Hoofdstuk 24 - Immunologie van kanker Flashcards
Wat is Graft vs. host disease?
Getransplanteerde T-cellen die niet alleen maligne tumoren aanvallen maar ook gezond weefsel zoals de darmen, de huid en de lever.
Waarvoor staat TIL en wat is het?
Tumor infiltrating lymfocytes. Het zijn T-cellen die de tumor infiltreren zodat de kanker trager progresseert.
Wat zijn checkpoint inhibitors?
Inhibitoren van de negatieve feedback van het immuunsysteem.
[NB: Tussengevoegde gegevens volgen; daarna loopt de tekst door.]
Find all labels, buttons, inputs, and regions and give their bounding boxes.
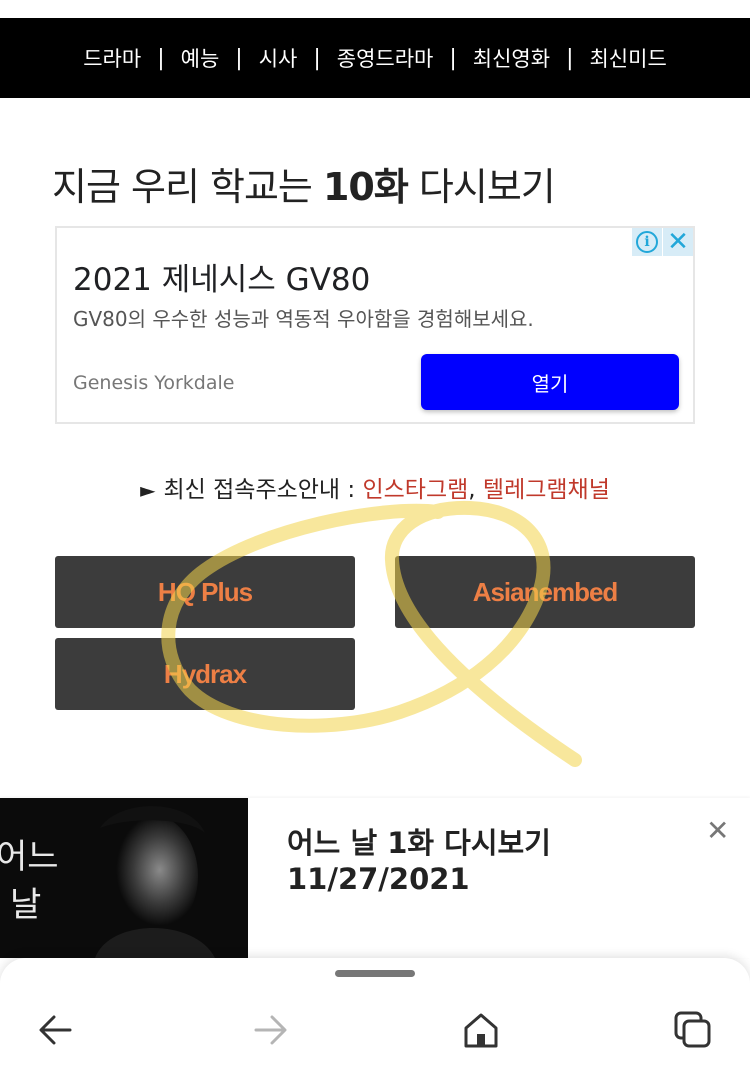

Geef twee voorbeelden van checkpoint inhibitors.
- Ipilimumab: blokkeert CTLA-4
- Nivolumab: blokkeert PD-1
Juist of fout?
PD-1 moduleert de activatiefase van de respons.
Fout, het werkt in op de effector fase. CTLA-4 werkt in op de activatiefase.
Wat is een nadeel van therapie met CTLA-4 inhibitoren?
Zware auto-immuniteit: enterocolitis, hypophysitis, hepatitis.
Wat is de functie van PD1?
Blokkeren van de signalering van de TCR.
Waardoor wordt PDL1 expressie gestimuleerd?
IFN-gamma.
Wat zijn differentiatieantigenen?
Antigenen die enkel aanwezig zijn in een specifiek weefsel en in tumoren afgeleid van dat weefsel.
Wat zijn oncofoetale antigenen?
Foetale antigenen die gereactiveerd worden in bepaalde maligne cellen.
Voorbeeld: CEA in colonkanker.
Wat zijn neoantigenen?
Antigenen op de tumor die ontstaan zijn door mutaties.
Gevolg: meer kans op immuunactivatie.